ARS | Publication request: INHIBITION OF HOMODIMERIZATION OF TOLL-LIKE RECEPTOR 4 BY CURCUMIN

Submitted to: Biochemical Pharmacology
Publication Type: Peer Reviewed Journal
Publication Acceptance Date: March 28, 2006
Publication Date: June 28, 2006
Repository URL: http://www.sciencedirect.com/science?_ob=MImg&_imagekey=B6T4P-4JMB0KH-1-B&_cdi=4980&_user=4421&_pii=S0006295206001936&_origin=search&_coverDate=06%2F28%2F2006&_sk=999279998&view=c&wchp=dGLbVzb-zSkWA&md5=b8dd4d8414544f02099c62055c157e60&ie=/sdarticle.pdf
Citation: Youn, H.S., Saitoh, S.I., Miyake, K., Hwang, D.H. 2006. INHIBITION OF HOMODIMERIZATION OF TOLL-LIKE RECEPTOR 4 BY CURCUMIN. Biochemical Pharmacology. 72(2006):62-69.

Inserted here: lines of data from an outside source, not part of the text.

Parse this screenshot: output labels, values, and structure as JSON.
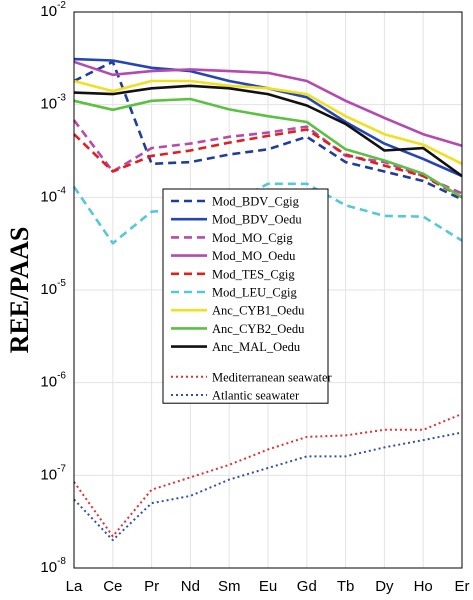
{
  "chart_data": {
    "type": "line",
    "ylabel": "REE/PAAS",
    "xlabel": "",
    "y_scale": "log",
    "ylim": [
      1e-08,
      0.01
    ],
    "y_tick_labels": [
      {
        "base": "10",
        "exp": "-8"
      },
      {
        "base": "10",
        "exp": "-7"
      },
      {
        "base": "10",
        "exp": "-6"
      },
      {
        "base": "10",
        "exp": "-5"
      },
      {
        "base": "10",
        "exp": "-4"
      },
      {
        "base": "10",
        "exp": "-3"
      },
      {
        "base": "10",
        "exp": "-2"
      }
    ],
    "categories": [
      "La",
      "Ce",
      "Pr",
      "Nd",
      "Sm",
      "Eu",
      "Gd",
      "Tb",
      "Dy",
      "Ho",
      "Er"
    ],
    "grid": true,
    "legend_position": "center",
    "series": [
      {
        "name": "Mod_BDV_Cgig",
        "color": "#1f3d99",
        "dash": "dashed",
        "values": [
          0.0018,
          0.0029,
          0.00023,
          0.00024,
          0.00029,
          0.00033,
          0.00045,
          0.00024,
          0.00019,
          0.00015,
          9.5e-05
        ]
      },
      {
        "name": "Mod_BDV_Oedu",
        "color": "#2446b5",
        "dash": "solid",
        "values": [
          0.0031,
          0.003,
          0.0025,
          0.0023,
          0.0018,
          0.0015,
          0.0012,
          0.00065,
          0.00038,
          0.00026,
          0.00017
        ]
      },
      {
        "name": "Mod_MO_Cgig",
        "color": "#b84aa8",
        "dash": "dashed",
        "values": [
          0.00068,
          0.00019,
          0.00034,
          0.00038,
          0.00045,
          0.0005,
          0.00058,
          0.00028,
          0.00024,
          0.00017,
          0.00011
        ]
      },
      {
        "name": "Mod_MO_Oedu",
        "color": "#b449b0",
        "dash": "solid",
        "values": [
          0.0029,
          0.0021,
          0.0023,
          0.0024,
          0.0023,
          0.0022,
          0.0018,
          0.0011,
          0.00072,
          0.00048,
          0.00036
        ]
      },
      {
        "name": "Mod_TES_Cgig",
        "color": "#e02020",
        "dash": "dashed",
        "values": [
          0.00048,
          0.00019,
          0.00028,
          0.00032,
          0.00039,
          0.00046,
          0.00054,
          0.00029,
          0.00022,
          0.00017,
          0.0001
        ]
      },
      {
        "name": "Mod_LEU_Cgig",
        "color": "#54c8d8",
        "dash": "dashed",
        "values": [
          0.00013,
          3.2e-05,
          7e-05,
          7.5e-05,
          8.5e-05,
          0.00014,
          0.00014,
          8.2e-05,
          6.3e-05,
          6.2e-05,
          3.4e-05
        ]
      },
      {
        "name": "Anc_CYB1_Oedu",
        "color": "#f0e020",
        "dash": "solid",
        "values": [
          0.0018,
          0.0014,
          0.0018,
          0.0018,
          0.0016,
          0.0015,
          0.0013,
          0.00075,
          0.00048,
          0.00037,
          0.00023
        ]
      },
      {
        "name": "Anc_CYB2_Oedu",
        "color": "#5cc040",
        "dash": "solid",
        "values": [
          0.0011,
          0.00088,
          0.0011,
          0.00115,
          0.00089,
          0.00075,
          0.00065,
          0.00033,
          0.00025,
          0.00018,
          0.0001
        ]
      },
      {
        "name": "Anc_MAL_Oedu",
        "color": "#111111",
        "dash": "solid",
        "values": [
          0.00135,
          0.0013,
          0.0015,
          0.0016,
          0.0015,
          0.0013,
          0.00098,
          0.00062,
          0.00032,
          0.00034,
          0.00017
        ]
      },
      {
        "name": "Mediterranean seawater",
        "color": "#e03030",
        "dash": "dotted",
        "values": [
          8.5e-08,
          2.2e-08,
          7e-08,
          9.5e-08,
          1.3e-07,
          1.9e-07,
          2.6e-07,
          2.7e-07,
          3.1e-07,
          3.1e-07,
          4.6e-07
        ]
      },
      {
        "name": "Atlantic seawater",
        "color": "#3050b0",
        "dash": "dotted",
        "values": [
          5.5e-08,
          2e-08,
          5e-08,
          6e-08,
          9e-08,
          1.2e-07,
          1.6e-07,
          1.6e-07,
          2e-07,
          2.4e-07,
          2.9e-07
        ]
      }
    ]
  }
}
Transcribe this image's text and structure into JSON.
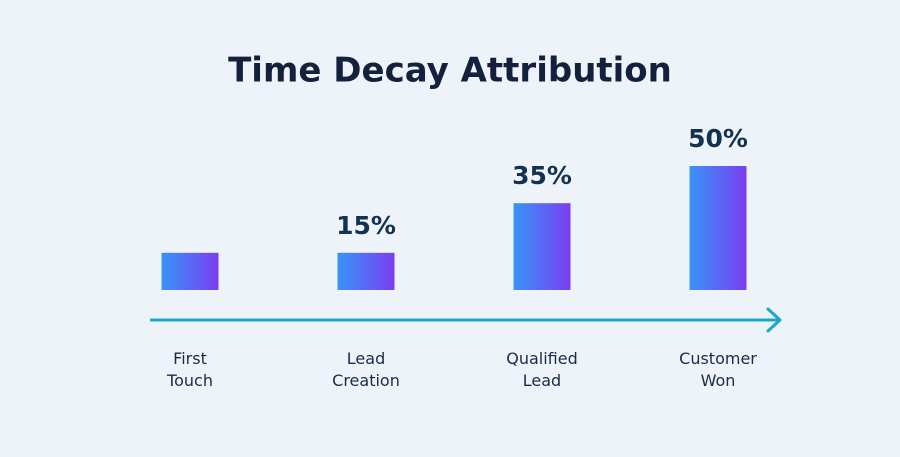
{
  "chart_data": {
    "type": "bar",
    "title": "Time Decay Attribution",
    "categories": [
      "First Touch",
      "Lead Creation",
      "Qualified Lead",
      "Customer Won"
    ],
    "values": [
      15,
      15,
      35,
      50
    ],
    "value_labels": [
      null,
      "15%",
      "35%",
      "50%"
    ],
    "color": [
      "#3a93f8",
      "#7a3ef0"
    ]
  }
}
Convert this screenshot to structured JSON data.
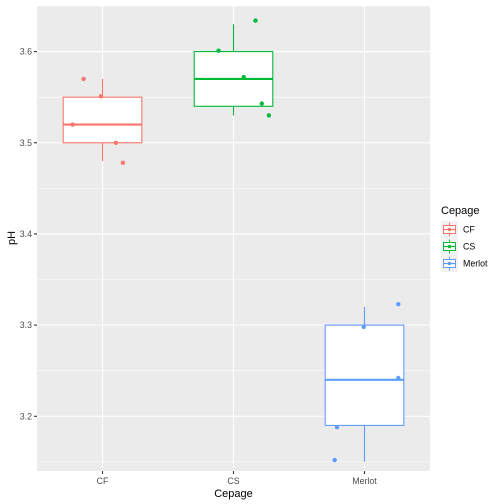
{
  "chart_data": {
    "type": "boxplot",
    "title": "",
    "xlabel": "Cepage",
    "ylabel": "pH",
    "categories": [
      "CF",
      "CS",
      "Merlot"
    ],
    "ylim": [
      3.14,
      3.65
    ],
    "yticks": [
      3.2,
      3.3,
      3.4,
      3.5,
      3.6
    ],
    "ytick_labels": [
      "3.2",
      "3.3",
      "3.4",
      "3.5",
      "3.6"
    ],
    "grid": true,
    "legend": {
      "title": "Cepage",
      "placement": "right",
      "entries": [
        "CF",
        "CS",
        "Merlot"
      ]
    },
    "series": [
      {
        "name": "CF",
        "color": "#F8766D",
        "box": {
          "q1": 3.5,
          "median": 3.52,
          "q3": 3.55,
          "whisker_low": 3.48,
          "whisker_high": 3.57
        },
        "points": [
          {
            "x": 0.62,
            "y": 3.52
          },
          {
            "x": 0.76,
            "y": 3.57
          },
          {
            "x": 0.98,
            "y": 3.551
          },
          {
            "x": 1.17,
            "y": 3.5
          },
          {
            "x": 1.26,
            "y": 3.478
          }
        ]
      },
      {
        "name": "CS",
        "color": "#00BA38",
        "box": {
          "q1": 3.54,
          "median": 3.57,
          "q3": 3.6,
          "whisker_low": 3.53,
          "whisker_high": 3.63
        },
        "points": [
          {
            "x": 0.81,
            "y": 3.601
          },
          {
            "x": 1.13,
            "y": 3.572
          },
          {
            "x": 1.28,
            "y": 3.634
          },
          {
            "x": 1.36,
            "y": 3.543
          },
          {
            "x": 1.45,
            "y": 3.53
          }
        ]
      },
      {
        "name": "Merlot",
        "color": "#619CFF",
        "box": {
          "q1": 3.19,
          "median": 3.24,
          "q3": 3.3,
          "whisker_low": 3.15,
          "whisker_high": 3.32
        },
        "points": [
          {
            "x": 0.62,
            "y": 3.152
          },
          {
            "x": 0.65,
            "y": 3.188
          },
          {
            "x": 0.99,
            "y": 3.298
          },
          {
            "x": 1.43,
            "y": 3.242
          },
          {
            "x": 1.43,
            "y": 3.323
          }
        ]
      }
    ]
  }
}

Interpretive Summary: Plant polyphenols with a structural motif that confer Michael-type addition can inhibit Toll-like receptor-mediated inflammatory responses. These results provide a mechanistic base for why certain phytochemicals possess anti-inflammatory effects. These results can facilitate identifying potential anti-inflammatory agents from variety of phytochemicals.

Technical Abstract: Toll-like receptors play a key role in sensing microbial components and inducing innate immune responses. Ligand-induced dimerization of Toll-like receptor (TLR) 4 is required for the activation of downstream signaling pathways. Thus, the receptor dimerization may be one of the first lines of regulation in activating TLR-mediated signaling pathways and induction of subsequent immune responses. Here, we report biochemical evidence that phytochemicals (curcumin and sesquiterpene lactone) with a structural motif that can confer Michael-type addition, inhibit both ligand-induced and ligand-independent dimerization of TLR4. These results imply that the activation of TLRs and subsequent immune/inflammatory responses induced by endogenous molecules or chronic infection can be modulated by certain dietary phytochemicals we consume daily.